THE CONVERSION OF ANGLO CIVILIZATION FROM PRODUCTIVE AND MORAL TO COMMERCIAL AND

THE CONVERSION OF ANGLO CIVILIZATION FROM PRODUCTIVE AND MORAL TO COMMERCIAL AND FINANCIAL

Think of how hard it is to convert a hunter gatherer people to an agrarian economy. From where you know everyone to where you don’t.

Think of how hard it is to convert an agrarian economy to a mixed-craft merchant economy. You don’t need much trust but you need to at least be able to secure your territory and capital. Where you don’t know who produces what or where it came from. And where organization of production becomes invisible to you.

Think of how hard it is to convert your economy to consumer capitalism because your trust is high enough that you can create long term contracts. Where cooperation is achieved through the pooling of capital in large amounts so that it can be concentrated to produce lots of goods and services cheaply.

Think of how hard it is to convert your economy to a financial economy, where you make money from the process of credit alone.

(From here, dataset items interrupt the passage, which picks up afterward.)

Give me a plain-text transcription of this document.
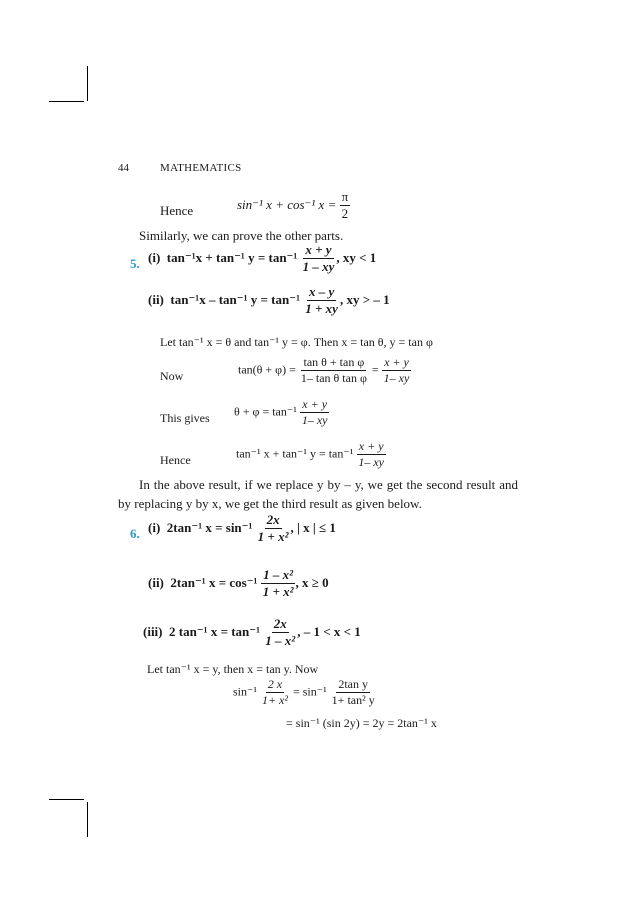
44	MATHEMATICS
Hence	sin⁻¹ x + cos⁻¹ $x = \frac{\pi}{2}$
Similarly, we can prove the other parts.
5. (i) tan⁻¹x + tan⁻¹ $y = \tan^{-1} \frac{x + y}{1 - xy}$ , xy < 1
(ii) tan⁻¹x – tan⁻¹ $y = \tan^{-1} \frac{x - y}{1 + xy}$ , xy > – 1
Let tan⁻¹ x = θ and tan⁻¹ y = φ. Then x = tan θ, y = tan φ
Now	$\tan(\theta + \varphi) = \frac{\text{tan θ + tan φ}}{\text{1– tan θ tan φ}} = \frac{x + y}{1- xy}$
This gives $\theta + \varphi = \tan^{-1} \frac{x + y}{1- xy}$
Hence	tan⁻¹ x + tan⁻¹ $y = \tan^{-1} \frac{x + y}{1- xy}$
In the above result, if we replace y by – y, we get the second result and by replacing y by x, we get the third result as given below.
6. (i) 2tan⁻¹ $x = \sin^{-1} \frac{2x}{\text{1 + x²}}$ , | x | ≤ 1
(ii) 2tan⁻¹ $x = \cos^{-1} \frac{\text{1 – x²}}{\text{1 + x²}}$ , x ≥ 0
(iii) 2 tan⁻¹ $x = \tan^{-1} \frac{2x}{\text{1 – x²}}$ , – 1 < x < 1
Let tan⁻¹ x = y, then x = tan y. Now
$\sin^{-1} \frac{2 x}{\text{1+ x²}} = \sin^{-1} \frac{\text{2tan y}}{\text{1+ tan² y}}$
= sin⁻¹ (sin 2y) = 2y = 2tan⁻¹ x
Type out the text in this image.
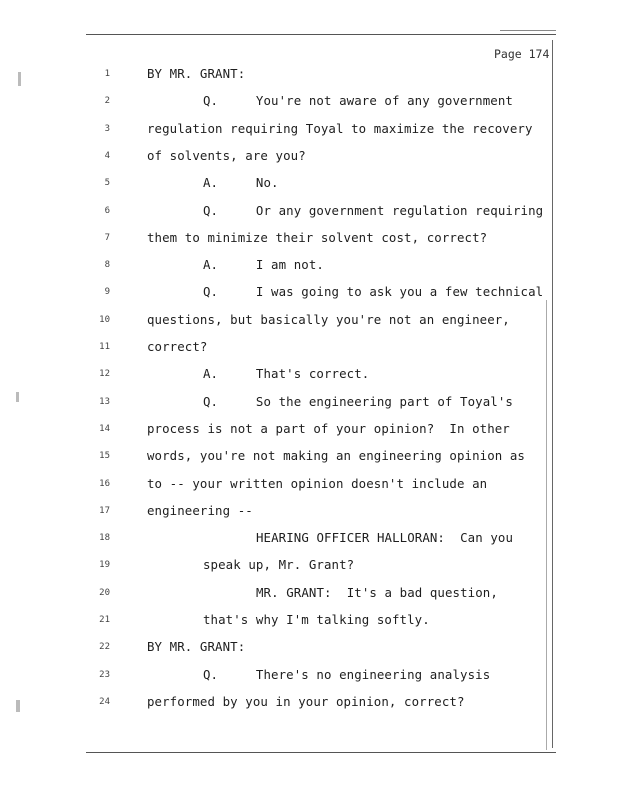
Page 174
1	BY MR. GRANT:
2	Q.     You're not aware of any government
3	regulation requiring Toyal to maximize the recovery
4	of solvents, are you?
5	A.     No.
6	Q.     Or any government regulation requiring
7	them to minimize their solvent cost, correct?
8	A.     I am not.
9	Q.     I was going to ask you a few technical
10	questions, but basically you're not an engineer,
11	correct?
12	A.     That's correct.
13	Q.     So the engineering part of Toyal's
14	process is not a part of your opinion?  In other
15	words, you're not making an engineering opinion as
16	to -- your written opinion doesn't include an
17	engineering --
18	HEARING OFFICER HALLORAN:  Can you
19	speak up, Mr. Grant?
20	MR. GRANT:  It's a bad question,
21	that's why I'm talking softly.
22	BY MR. GRANT:
23	Q.     There's no engineering analysis
24	performed by you in your opinion, correct?
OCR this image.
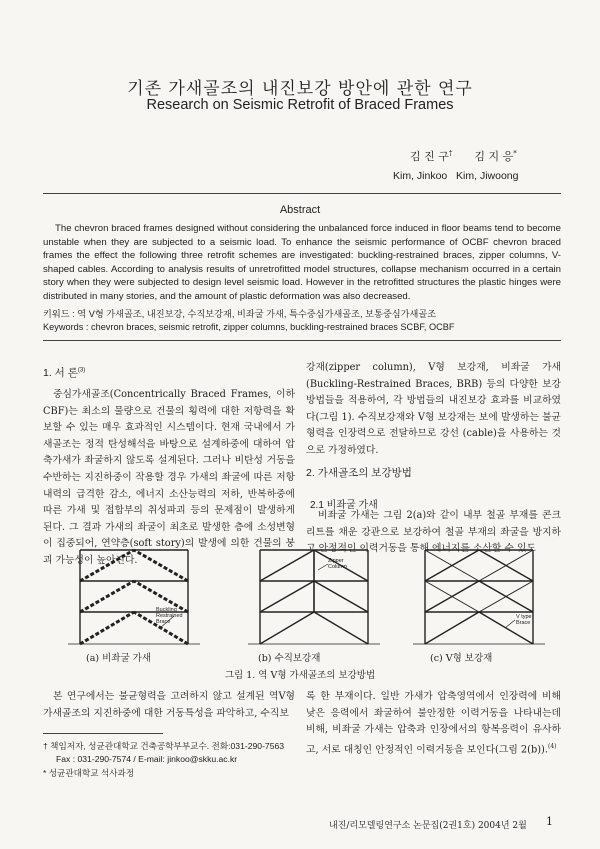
기존 가새골조의 내진보강 방안에 관한 연구
Research on Seismic Retrofit of Braced Frames
김 진 구† 김 지 응*
Kim, Jinkoo   Kim, Jiwoong
Abstract
The chevron braced frames designed without considering the unbalanced force induced in floor beams tend to become unstable when they are subjected to a seismic load. To enhance the seismic performance of OCBF chevron braced frames the effect the following three retrofit schemes are investigated: buckling-restrained braces, zipper columns, V-shaped cables. According to analysis results of unretrofitted model structures, collapse mechanism occurred in a certain story when they were subjected to design level seismic load. However in the retrofitted structures the plastic hinges were distributed in many stories, and the amount of plastic deformation was also decreased.
키워드 : 역 V형 가새골조, 내진보강, 수직보강재, 비좌굴 가새, 특수중심가새골조, 보통중심가새골조
Keywords : chevron braces, seismic retrofit, zipper columns, buckling-restrained braces SCBF, OCBF
1. 서 론$^{(3)}$
중심가새골조(Concentrically Braced Frames, 이하 CBF)는 최소의 물량으로 건물의 횡력에 대한 저항력을 확보할 수 있는 매우 효과적인 시스템이다. 현재 국내에서 가새골조는 정적 탄성해석을 바탕으로 설계하중에 대하여 압축가새가 좌굴하지 않도록 설계된다. 그러나 비탄성 거동을 수반하는 지진하중이 작용할 경우 가새의 좌굴에 따른 저항내력의 급격한 감소, 에너지 소산능력의 저하, 반복하중에 따른 가새 및 접합부의 취성파괴 등의 문제점이 발생하게 된다. 그 결과 가새의 좌굴이 최초로 발생한 층에 소성변형이 집중되어, 연약층(soft story)의 발생에 의한 건물의 붕괴 가능성이 높아진다.
강재(zipper column), V형 보강재, 비좌굴 가새 (Buckling-Restrained Braces, BRB) 등의 다양한 보강방법들을 적용하여, 각 방법들의 내진보강 효과를 비교하였다(그림 1). 수직보강재와 V형 보강재는 보에 발생하는 불균형력을 인장력으로 전달하므로 강선 (cable)을 사용하는 것으로 가정하였다.
2. 가새골조의 보강방법
2.1 비좌굴 가새
비좌굴 가새는 그림 2(a)와 같이 내부 철골 부재를 콘크리트를 채운 강관으로 보강하여 철골 부재의 좌굴을 방지하고 안정적인 이력거동을 통해 에너지를 소산할 수 있도
Buckling Restrained Brace
Zipper Column
V type Brace
(a) 비좌굴 가새	(b) 수직보강재	(c) V형 보강재
그림 1. 역 V형 가새골조의 보강방법
본 연구에서는 불균형력을 고려하지 않고 설계된 역V형 가새골조의 지진하중에 대한 거동특성을 파악하고, 수직보
록 한 부재이다. 일반 가새가 압축영역에서 인장력에 비해 낮은 응력에서 좌굴하여 불안정한 이력거동을 나타내는데 비해, 비좌굴 가새는 압축과 인장에서의 항복응력이 유사하고, 서로 대칭인 안정적인 이력거동을 보인다(그림 2(b)).$^{(4)}$
† 책임저자, 성균관대학교 건축공학부부교수. 전화:031-290-7563
Fax : 031-290-7574 / E-mail: jinkoo@skku.ac.kr
* 성균관대학교 석사과정
내진/리모델링연구소 논문집(2권1호) 2004년 2월 1
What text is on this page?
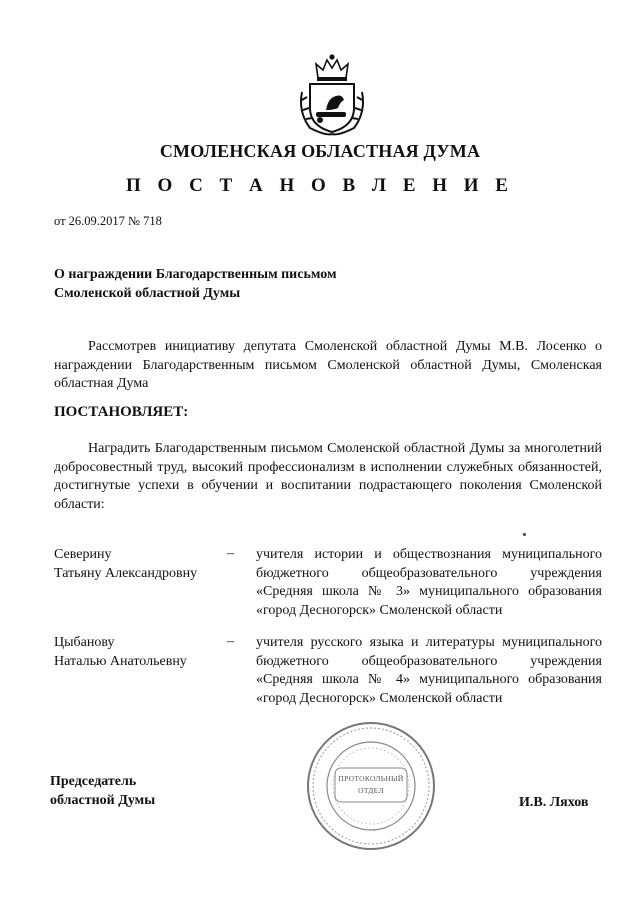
СМОЛЕНСКАЯ ОБЛАСТНАЯ ДУМА
П О С Т А Н О В Л Е Н И Е
от 26.09.2017 № 718
О награждении Благодарственным письмом
Смоленской областной Думы
Рассмотрев инициативу депутата Смоленской областной Думы М.В. Лосенко о награждении Благодарственным письмом Смоленской областной Думы, Смоленская областная Дума
ПОСТАНОВЛЯЕТ:
Наградить Благодарственным письмом Смоленской областной Думы за многолетний добросовестный труд, высокий профессионализм в исполнении служебных обязанностей, достигнутые успехи в обучении и воспитании подрастающего поколения Смоленской области:
Северину
Татьяну Александровну
– учителя истории и обществознания муниципального бюджетного общеобразовательного учреждения «Средняя школа № 3» муниципального образования «город Десногорск» Смоленской области
Цыбанову
Наталью Анатольевну
– учителя русского языка и литературы муниципального бюджетного общеобразовательного учреждения «Средняя школа № 4» муниципального образования «город Десногорск» Смоленской области
Председатель
областной Думы	И.В. Ляхов
ПРОТОКОЛЬНЫЙ
ОТДЕЛ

Where you are in fact assisting in organizing the production of goods and services as your primary method of production.

In each of these cases you are making wealth because you’ve produced the commons we call TRUST : reciprocal insurance, and evolved from a laborer, to a craftsman, to an entrepreneur, to a financier. And you’ve moved your entire economy through that same evolution.

But as your people evolve through this hierarchy, you produce institutions that assist you in producing records, in resolving disputes, and in developing habits that make resolution of disputes unnecessary.

What you LOSE is the ability to observe externalities.

Financialization has produced profound externalities that we have no learned how to RECORD, and ACCOUNT for.

The cumulative effect of our financialization, which in itself may not be a bad thing but an heroic thing, is that we do not account for the externalities produced under the various transactions.

Why? well off the gold standard we have no method of measurement. And secondly, the progressives have ‘gambled’ upon the fallacy that technology and growth would persist forever – which it hasn’t, won’t, and can’t.

We departed the empirical society. We became a society of ‘hope’ or ‘wishful thinking’ or ‘fanciful thinking’, instead. The germans remained an empirical people. We became a moral (british) and utopian(american) rather than empirical people.

It’s fixable. But it won’t be pretty. a 30 year bear market is a pretty understandable thing.